Saving/preserving face and politeness

Speakers use indirect forms to perform speech acts such as directives (e.g., commands, requests, suggestions, etc.) to protect the face of their addressees, and the chunks reveal common frames for such acts. Indirectness is also important in the polite and non-face-threatening negotiation of attitude and stance. Chunks in this category include Do you think, I don't know if, what do you think, and I was going to say.

(3) [Someone describing how to keep food fresh] I have the plastic bags that are supposed to keep everything... I don't know if you've seen it where they put the vacuum cleaner on top and it sucks out all the air.

Some of the most frequent chunks have a hedging function; i.e., they modify propositions to make them less assertive and less open to refutation. These include: I think, kind of, I don't know, I don't think, a little bit.

(4) [Someone reminiscing about a family vacation] Just like any other summer I went to Spain with my family and for the months of June and July and August and I was sixteen. I was starting to discover kind of girls and stuff and um we really didn't do much me and friends there.

Vagueness and approximation

Equally apparent are chunks expressing purposive vagueness and approximation. Vagueness is central to informal conversation, and its absence can make utterances blunt and pedantic, especially in references to number and quantity. Vagueness also enables speakers to refer to semantic categories in an open-ended way that calls on shared knowledge to fill in category members referred to obliquely. Such tokens include: a couple of, and things like that, and stuff like that.

(5) [Someone talking about hobbies] I do enjoy baking and I guess I always liked making, uh, cookies and bars and things like that, that was more my specialty.

Conclusions and Implications

These chunks show the all-pervasiveness of interactive meaning-making in conversation. The addition of chunks to the vocabulary syllabus is not an optional extra, since their meanings are extremely frequent, necessary, and fundamental to successful interaction.

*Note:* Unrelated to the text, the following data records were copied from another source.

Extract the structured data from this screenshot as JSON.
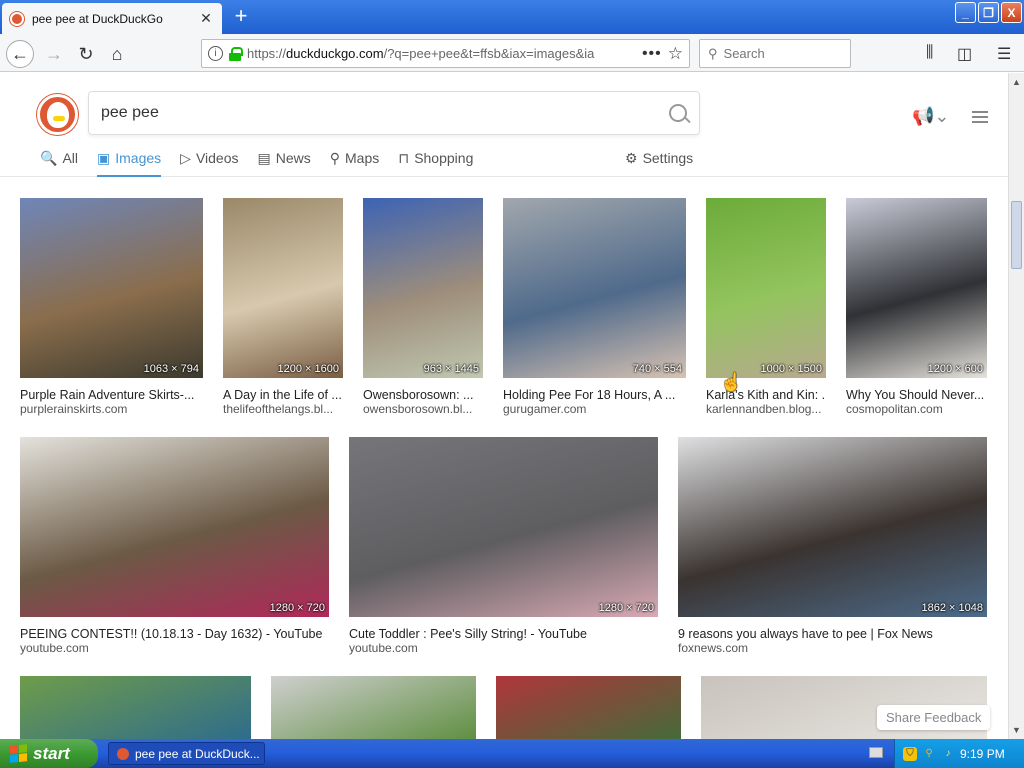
{
  "browser": {
    "tab_title": "pee pee at DuckDuckGo",
    "tab_close": "✕",
    "new_tab": "+",
    "url_prefix": "https://",
    "url_domain": "duckduckgo.com",
    "url_rest": "/?q=pee+pee&t=ffsb&iax=images&ia",
    "search_placeholder": "Search",
    "window_buttons": [
      "_",
      "❐",
      "X"
    ]
  },
  "ddg": {
    "query": "pee pee",
    "tabs": [
      {
        "label": "All",
        "icon": "search-icon",
        "glyph": "🔍"
      },
      {
        "label": "Images",
        "icon": "image-icon",
        "glyph": "▣"
      },
      {
        "label": "Videos",
        "icon": "play-icon",
        "glyph": "▷"
      },
      {
        "label": "News",
        "icon": "newspaper-icon",
        "glyph": "▤"
      },
      {
        "label": "Maps",
        "icon": "map-pin-icon",
        "glyph": "⚲"
      },
      {
        "label": "Shopping",
        "icon": "shopping-bag-icon",
        "glyph": "⊓"
      }
    ],
    "settings_label": "Settings",
    "active_tab": "Images"
  },
  "results": {
    "row1": [
      {
        "title": "Purple Rain Adventure Skirts-...",
        "source": "purplerainskirts.com",
        "dims": "1063 × 794",
        "colors": [
          "#6f86b8",
          "#8a6d4c",
          "#3c3a2e"
        ]
      },
      {
        "title": "A Day in the Life of ...",
        "source": "thelifeofthelangs.bl...",
        "dims": "1200 × 1600",
        "colors": [
          "#9a8868",
          "#d7c9ae",
          "#7a5e44"
        ]
      },
      {
        "title": "Owensborosown: ...",
        "source": "owensborosown.bl...",
        "dims": "963 × 1445",
        "colors": [
          "#3d63b4",
          "#9e8e7b",
          "#c0c8b0"
        ]
      },
      {
        "title": "Holding Pee For 18 Hours, A ...",
        "source": "gurugamer.com",
        "dims": "740 × 554",
        "colors": [
          "#a1a7ad",
          "#4f6a8b",
          "#d7c2b2"
        ]
      },
      {
        "title": "Karla's Kith and Kin: ...",
        "source": "karlennandben.blog...",
        "dims": "1000 × 1500",
        "colors": [
          "#6cab3a",
          "#93c45e",
          "#b8a890"
        ]
      },
      {
        "title": "Why You Should Never...",
        "source": "cosmopolitan.com",
        "dims": "1200 × 600",
        "colors": [
          "#c9ccd8",
          "#2f3135",
          "#e6e2dc"
        ]
      }
    ],
    "row2": [
      {
        "title": "PEEING CONTEST!! (10.18.13 - Day 1632) - YouTube",
        "source": "youtube.com",
        "dims": "1280 × 720",
        "colors": [
          "#e4e2dc",
          "#6b5a45",
          "#b0285a"
        ]
      },
      {
        "title": "Cute Toddler : Pee's Silly String! - YouTube",
        "source": "youtube.com",
        "dims": "1280 × 720",
        "colors": [
          "#76767a",
          "#5e5d60",
          "#d8a9b4"
        ]
      },
      {
        "title": "9 reasons you always have to pee | Fox News",
        "source": "foxnews.com",
        "dims": "1862 × 1048",
        "colors": [
          "#dfe0e2",
          "#3a3330",
          "#4d6b8a"
        ]
      }
    ],
    "row3": [
      {
        "colors": [
          "#6f9c4a",
          "#2b6a8f"
        ]
      },
      {
        "colors": [
          "#cfcfcf",
          "#5a8c3a"
        ]
      },
      {
        "colors": [
          "#b0353a",
          "#3f6e3a"
        ]
      },
      {
        "colors": [
          "#c8c3bc",
          "#e9e6e1"
        ]
      }
    ]
  },
  "share_feedback": "Share Feedback",
  "taskbar": {
    "start_label": "start",
    "task_label": "pee pee at DuckDuck...",
    "clock": "9:19 PM"
  }
}
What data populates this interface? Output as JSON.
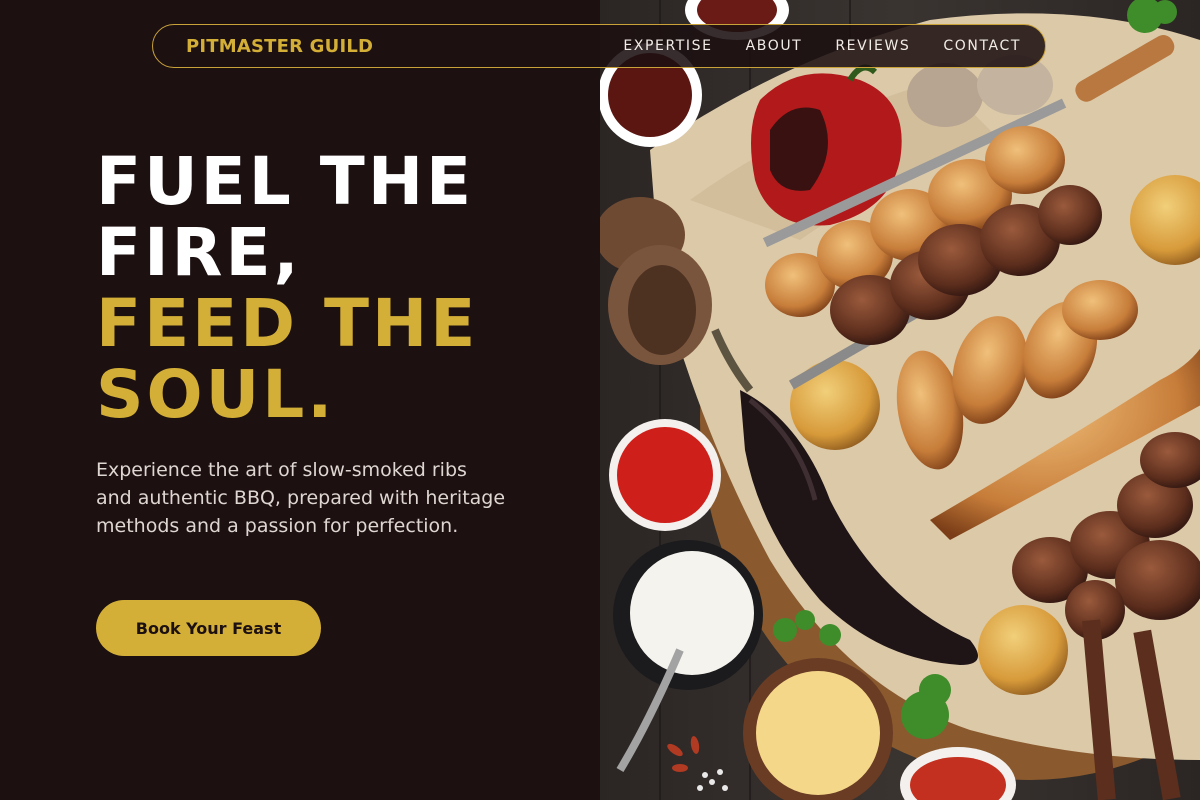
{
  "nav": {
    "brand": "PITMASTER GUILD",
    "links": [
      "EXPERTISE",
      "ABOUT",
      "REVIEWS",
      "CONTACT"
    ]
  },
  "hero": {
    "title_line1": "FUEL THE",
    "title_line2": "FIRE,",
    "title_line3": "FEED THE",
    "title_line4": "SOUL.",
    "subtitle": "Experience the art of slow-smoked ribs and authentic BBQ, prepared with heritage methods and a passion for perfection.",
    "cta_label": "Book Your Feast"
  },
  "image": {
    "subject": "bbq-platter-photo"
  },
  "colors": {
    "background": "#1c1011",
    "accent_gold": "#d4af37",
    "text_white": "#ffffff",
    "text_muted": "#ded6d0"
  }
}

They make fluency a reality. But what descriptive and pedagogical lessons should we draw from all this? We offer the following:

  • High-frequency chunks are often more frequent than core single words.
  • The most frequent chunks, like the most frequent single words, perform core communicative functions in everyday interaction.
  • Fluency must involve the ability to call on a vocabulary of ready-assembled chunks.
  • We should not assume, however, that high-frequency chunks should be obligatory components of the learner's productive repertoire. It may be that receptive mastery is more important than productive repertoire.
  • Chunks are chunks: analyzing them and taking them apart may not be useful, and they should be processed and retrieved holistically (see Wray, 2002).
  • Conversation materials should, where possible, incorporate useful, high-frequency chunks as attested in everyday use (see McCarthy et al, in press).

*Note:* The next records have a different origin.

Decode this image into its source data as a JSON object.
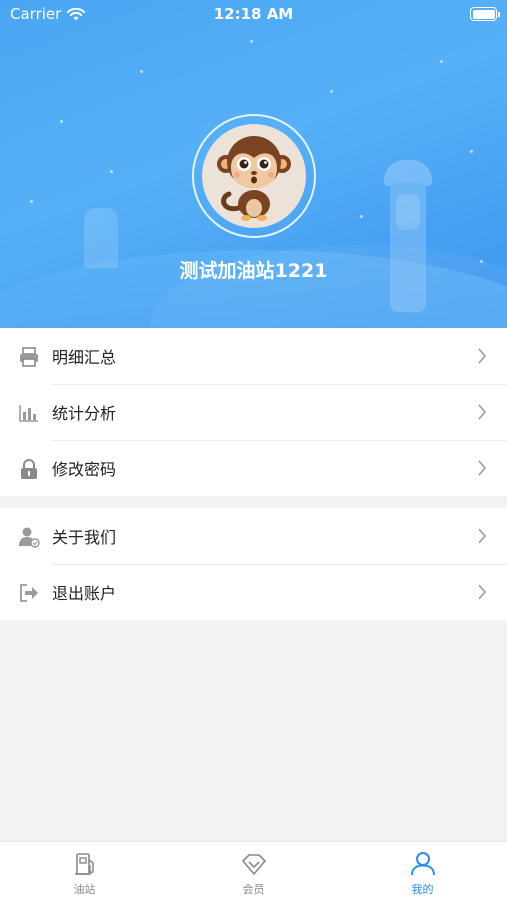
{
  "status_bar": {
    "carrier": "Carrier",
    "time": "12:18 AM"
  },
  "profile": {
    "station_name": "测试加油站1221",
    "avatar_icon": "monkey-avatar"
  },
  "menu_groups": [
    {
      "items": [
        {
          "label": "明细汇总",
          "icon": "printer-icon"
        },
        {
          "label": "统计分析",
          "icon": "bar-chart-icon"
        },
        {
          "label": "修改密码",
          "icon": "lock-icon"
        }
      ]
    },
    {
      "items": [
        {
          "label": "关于我们",
          "icon": "user-info-icon"
        },
        {
          "label": "退出账户",
          "icon": "logout-icon"
        }
      ]
    }
  ],
  "tabbar": {
    "tabs": [
      {
        "label": "油站",
        "icon": "fuel-pump-icon",
        "active": false
      },
      {
        "label": "会员",
        "icon": "diamond-icon",
        "active": false
      },
      {
        "label": "我的",
        "icon": "person-icon",
        "active": true
      }
    ]
  },
  "colors": {
    "accent": "#2a8cf0",
    "header_blue": "#4aa6f3",
    "icon_gray": "#8a8a8a"
  }
}
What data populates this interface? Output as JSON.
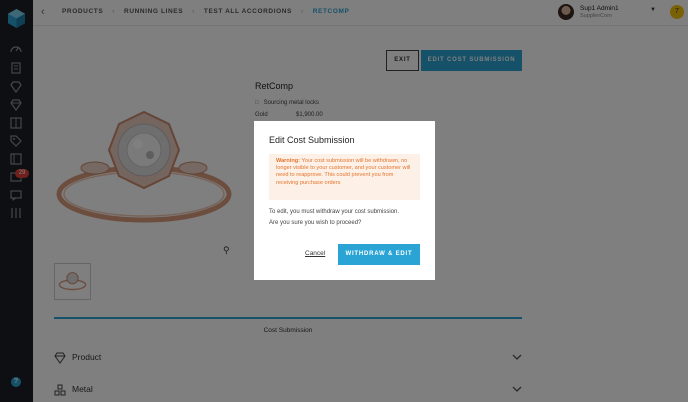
{
  "header": {
    "breadcrumbs": [
      "PRODUCTS",
      "RUNNING LINES",
      "TEST ALL ACCORDIONS",
      "RETCOMP"
    ],
    "user": {
      "name": "Sup1 Admin1",
      "company": "SupplierCom"
    },
    "notification_initial": "7"
  },
  "sidebar": {
    "badge_count": "29",
    "help_label": "?"
  },
  "toolbar": {
    "exit_label": "EXIT",
    "edit_label": "EDIT COST SUBMISSION"
  },
  "product": {
    "title": "RetComp",
    "lock_label": "Sourcing metal locks",
    "metal_label": "Gold",
    "metal_value": "$1,900.00"
  },
  "section": {
    "label": "Cost Submission",
    "accordions": [
      {
        "label": "Product",
        "icon": "diamond-icon"
      },
      {
        "label": "Metal",
        "icon": "metal-bars-icon"
      }
    ]
  },
  "modal": {
    "title": "Edit Cost Submission",
    "warning_label": "Warning:",
    "warning_text": "Your cost submission will be withdrawn, no longer visible to your customer, and your customer will need to reapprove. This could prevent you from receiving purchase orders",
    "text1": "To edit, you must withdraw your cost submission.",
    "text2": "Are you sure you wish to proceed?",
    "cancel_label": "Cancel",
    "confirm_label": "WITHDRAW & EDIT"
  },
  "colors": {
    "accent": "#2aa4d4",
    "sidebar": "#1b1f24",
    "warning_bg": "#fdf0e6",
    "warning_text": "#e4752f",
    "badge": "#e0433a"
  }
}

I am extremely grateful to my Touchstone co-author, Jeanne McCarten, for her assistance in the collection of data and preparation of this article.


McCarthy, M., McCarten, J., Sandiford, H. (In press). Touchstone series. New York: Cambridge University Press.
Sinclair, J. (1991). Corpus, concordance, collocation. Oxford: Oxford University Press.
Wray, A. (2002). Formulaic language and the lexicon. Cambridge: Cambridge University Press.

Michael McCarthy is an internationally recognized authority on ESL/EFL and Applied Linguistics. He is Emeritus Professor of Applied Linguistics at the University of Nottingham, where he is co-director of the CANCODE spoken English corpus project, sponsored by Cambridge University Press. He is also Adjunct Professor of Applied Linguistics at Pennsylvania State University. He has published professional books in the areas of discourse and vocabulary with Cambridge, Oxford, and Longman. For Cambridge, he is co-author of English Vocabulary in Use, Essential English Vocabulary in Use, and their American English adaptations (Basic Vocabulary in Use and Vocabulary in Use Upper Intermediate) and is author of professional titles including Discourse Analysis for Language Teachers, Spoken Language and Applied Linguistics and Issues in Applied Linguistics. Finally, he is also editor of the Cambridge Word Routes series.